Into this new existence Ted said: ‘I’ve fixed up for a car to take you back to your village.’
She thought she could not have understood him correctly. ‘A car? To take me back?’
‘And Marija. You can find her rellies, decide what you want to do with the farm, whether you want to keep it or get a manager in or —’
Incredulity rose in a wave within her.
‘No!’ She erupted in a froth of words, gesticulating with outraged hands as she turned and seized him, shaking him out of the contemplation with which he was regarding the ceiling above them. ‘What you say, eh? Now the war is over you want to be rid of me, is that it?’
She could not sustain her English in her fury. Mortified, tears bursting from her scalded eyes, she ranted at him in Italian mixed with the Slovene dialect of her childhood, outrage needing neither language nor even coherence to express itself. Her clenched fists pounded his naked chest, her tears and words assailed him until he took her fists and held them while she bucked and fought against him and at length lay still.
He spoke patiently, as to a child: ‘What’s all that about?’
Screams and abuse gave way to silent tears. She would not answer. He held her and gentled her, very slowly and quietly. At last, in a voice rusty with tears, she said: ‘I not want to go alone.
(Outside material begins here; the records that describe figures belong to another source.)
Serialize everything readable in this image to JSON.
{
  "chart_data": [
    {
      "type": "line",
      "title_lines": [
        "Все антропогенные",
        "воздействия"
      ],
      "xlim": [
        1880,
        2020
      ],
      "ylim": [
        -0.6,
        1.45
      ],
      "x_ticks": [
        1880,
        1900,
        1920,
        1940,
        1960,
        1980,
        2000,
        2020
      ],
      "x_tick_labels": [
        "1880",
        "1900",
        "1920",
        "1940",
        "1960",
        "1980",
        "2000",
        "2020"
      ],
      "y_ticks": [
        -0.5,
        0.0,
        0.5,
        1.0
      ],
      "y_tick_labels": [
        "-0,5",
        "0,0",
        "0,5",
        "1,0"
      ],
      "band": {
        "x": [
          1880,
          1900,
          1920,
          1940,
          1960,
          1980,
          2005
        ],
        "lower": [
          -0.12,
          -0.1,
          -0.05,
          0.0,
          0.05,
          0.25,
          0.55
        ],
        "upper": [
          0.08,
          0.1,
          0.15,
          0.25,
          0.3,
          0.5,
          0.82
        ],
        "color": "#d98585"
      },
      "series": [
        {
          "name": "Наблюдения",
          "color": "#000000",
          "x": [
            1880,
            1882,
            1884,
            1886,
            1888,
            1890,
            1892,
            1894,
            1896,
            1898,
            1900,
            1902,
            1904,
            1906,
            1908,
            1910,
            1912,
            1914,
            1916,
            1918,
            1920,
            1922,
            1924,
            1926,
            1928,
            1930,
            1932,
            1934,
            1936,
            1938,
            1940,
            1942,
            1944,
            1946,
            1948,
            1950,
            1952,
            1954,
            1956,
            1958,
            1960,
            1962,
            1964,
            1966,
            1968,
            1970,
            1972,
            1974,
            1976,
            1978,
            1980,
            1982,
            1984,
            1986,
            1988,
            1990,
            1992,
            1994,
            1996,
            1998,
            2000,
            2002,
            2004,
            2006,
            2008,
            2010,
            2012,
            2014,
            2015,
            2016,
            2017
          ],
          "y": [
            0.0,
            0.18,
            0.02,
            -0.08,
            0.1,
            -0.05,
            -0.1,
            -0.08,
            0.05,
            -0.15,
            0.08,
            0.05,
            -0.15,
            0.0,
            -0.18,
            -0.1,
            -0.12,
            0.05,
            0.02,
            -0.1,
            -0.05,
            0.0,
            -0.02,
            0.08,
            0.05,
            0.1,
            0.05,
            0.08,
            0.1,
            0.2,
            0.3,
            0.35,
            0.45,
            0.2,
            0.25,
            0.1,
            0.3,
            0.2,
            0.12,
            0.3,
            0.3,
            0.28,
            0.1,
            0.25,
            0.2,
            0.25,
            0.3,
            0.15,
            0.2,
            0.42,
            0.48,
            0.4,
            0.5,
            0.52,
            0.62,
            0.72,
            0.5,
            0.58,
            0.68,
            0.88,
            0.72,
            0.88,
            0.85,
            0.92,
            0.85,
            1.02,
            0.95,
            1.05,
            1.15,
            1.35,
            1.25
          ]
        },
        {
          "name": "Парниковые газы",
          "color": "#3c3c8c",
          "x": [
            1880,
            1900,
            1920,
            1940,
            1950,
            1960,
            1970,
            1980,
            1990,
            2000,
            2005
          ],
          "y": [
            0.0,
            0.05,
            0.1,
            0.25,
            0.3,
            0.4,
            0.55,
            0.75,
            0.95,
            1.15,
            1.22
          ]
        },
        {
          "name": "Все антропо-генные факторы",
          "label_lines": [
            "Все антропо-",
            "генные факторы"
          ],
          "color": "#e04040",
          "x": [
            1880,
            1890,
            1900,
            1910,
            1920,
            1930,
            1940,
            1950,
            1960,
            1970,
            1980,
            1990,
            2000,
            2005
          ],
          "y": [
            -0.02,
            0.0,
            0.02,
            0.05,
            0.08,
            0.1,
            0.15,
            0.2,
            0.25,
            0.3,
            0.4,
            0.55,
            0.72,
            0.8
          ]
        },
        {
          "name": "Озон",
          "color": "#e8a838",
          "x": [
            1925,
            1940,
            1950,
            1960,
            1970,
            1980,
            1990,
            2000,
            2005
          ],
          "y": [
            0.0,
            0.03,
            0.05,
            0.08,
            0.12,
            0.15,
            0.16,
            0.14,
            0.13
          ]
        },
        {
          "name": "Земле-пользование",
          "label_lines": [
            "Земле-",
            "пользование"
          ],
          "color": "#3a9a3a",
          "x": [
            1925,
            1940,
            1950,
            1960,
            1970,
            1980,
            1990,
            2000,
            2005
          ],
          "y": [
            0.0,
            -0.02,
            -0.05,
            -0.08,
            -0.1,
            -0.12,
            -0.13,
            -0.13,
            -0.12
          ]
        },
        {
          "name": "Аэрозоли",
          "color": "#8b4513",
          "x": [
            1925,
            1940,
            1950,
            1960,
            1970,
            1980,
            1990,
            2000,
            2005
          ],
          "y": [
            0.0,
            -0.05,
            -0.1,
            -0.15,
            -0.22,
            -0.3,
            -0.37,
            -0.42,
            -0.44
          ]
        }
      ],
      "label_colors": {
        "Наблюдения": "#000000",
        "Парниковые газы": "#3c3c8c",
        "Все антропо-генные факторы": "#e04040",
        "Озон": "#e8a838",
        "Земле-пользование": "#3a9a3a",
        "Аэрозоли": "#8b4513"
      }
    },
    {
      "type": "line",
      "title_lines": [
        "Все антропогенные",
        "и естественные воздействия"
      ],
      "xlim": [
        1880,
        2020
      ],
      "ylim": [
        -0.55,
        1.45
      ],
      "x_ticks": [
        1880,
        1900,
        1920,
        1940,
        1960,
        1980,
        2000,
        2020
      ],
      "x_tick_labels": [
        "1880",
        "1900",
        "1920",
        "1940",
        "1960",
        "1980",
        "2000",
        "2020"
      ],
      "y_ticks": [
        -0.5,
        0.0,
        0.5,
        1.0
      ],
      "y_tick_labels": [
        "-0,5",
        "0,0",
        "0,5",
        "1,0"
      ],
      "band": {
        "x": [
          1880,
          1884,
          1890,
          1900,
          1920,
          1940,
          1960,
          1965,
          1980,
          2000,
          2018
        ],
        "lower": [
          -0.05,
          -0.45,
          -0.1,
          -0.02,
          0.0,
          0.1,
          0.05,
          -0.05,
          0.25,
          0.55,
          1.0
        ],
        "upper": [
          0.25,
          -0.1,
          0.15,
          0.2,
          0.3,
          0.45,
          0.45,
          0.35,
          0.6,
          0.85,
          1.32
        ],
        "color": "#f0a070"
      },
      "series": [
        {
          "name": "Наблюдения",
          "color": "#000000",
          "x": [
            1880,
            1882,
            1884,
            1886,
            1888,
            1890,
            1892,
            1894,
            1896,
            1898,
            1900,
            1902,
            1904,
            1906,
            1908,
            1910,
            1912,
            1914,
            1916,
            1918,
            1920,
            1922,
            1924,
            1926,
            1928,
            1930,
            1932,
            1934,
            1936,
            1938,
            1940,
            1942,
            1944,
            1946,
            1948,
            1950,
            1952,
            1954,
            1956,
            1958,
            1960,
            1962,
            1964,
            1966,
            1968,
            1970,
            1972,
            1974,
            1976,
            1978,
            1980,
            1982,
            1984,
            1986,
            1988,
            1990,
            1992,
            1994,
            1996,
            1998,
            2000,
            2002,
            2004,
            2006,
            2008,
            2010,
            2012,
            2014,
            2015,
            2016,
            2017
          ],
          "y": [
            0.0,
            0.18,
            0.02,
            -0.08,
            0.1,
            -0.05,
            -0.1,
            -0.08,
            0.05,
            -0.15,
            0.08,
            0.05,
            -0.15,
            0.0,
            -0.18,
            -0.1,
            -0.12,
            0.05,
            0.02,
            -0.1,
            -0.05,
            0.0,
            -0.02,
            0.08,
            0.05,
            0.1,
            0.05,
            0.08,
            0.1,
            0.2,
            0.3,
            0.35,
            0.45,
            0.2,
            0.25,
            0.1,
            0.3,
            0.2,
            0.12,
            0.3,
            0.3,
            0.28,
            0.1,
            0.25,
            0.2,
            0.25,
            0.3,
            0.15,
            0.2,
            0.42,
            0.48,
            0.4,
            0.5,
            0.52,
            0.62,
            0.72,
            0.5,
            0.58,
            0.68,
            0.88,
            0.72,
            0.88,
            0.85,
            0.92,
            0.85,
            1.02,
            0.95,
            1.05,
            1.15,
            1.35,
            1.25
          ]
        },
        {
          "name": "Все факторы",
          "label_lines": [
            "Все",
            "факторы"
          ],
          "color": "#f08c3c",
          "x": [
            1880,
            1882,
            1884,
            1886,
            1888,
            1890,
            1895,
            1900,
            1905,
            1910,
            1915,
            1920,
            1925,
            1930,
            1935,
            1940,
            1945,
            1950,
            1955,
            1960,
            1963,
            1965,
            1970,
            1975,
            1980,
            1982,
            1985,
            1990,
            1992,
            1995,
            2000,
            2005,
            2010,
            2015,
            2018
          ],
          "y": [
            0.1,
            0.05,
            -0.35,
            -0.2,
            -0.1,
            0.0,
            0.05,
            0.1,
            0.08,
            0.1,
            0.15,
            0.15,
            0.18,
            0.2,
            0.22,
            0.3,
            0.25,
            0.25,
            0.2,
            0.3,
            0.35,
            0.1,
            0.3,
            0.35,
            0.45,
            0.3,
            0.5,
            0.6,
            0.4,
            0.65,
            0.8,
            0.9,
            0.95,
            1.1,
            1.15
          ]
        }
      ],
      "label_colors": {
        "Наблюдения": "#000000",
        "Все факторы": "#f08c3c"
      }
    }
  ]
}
I want you come with me.’
‘That’s im—’
Again, in the face of his denial, her voice began to rise. ‘No! You no understand? We one person, now. Is that not right? It not right for you to turn your back, send me off to arrange these things alone …’
Her strength lay in her determination to deny strength, to tell both him and herself that without his support she would be lost, while all the time she was bludgeoning him with an outpouring of emotion that she sensed was a source of embarrassment to him. Do it, because I am weaker than you.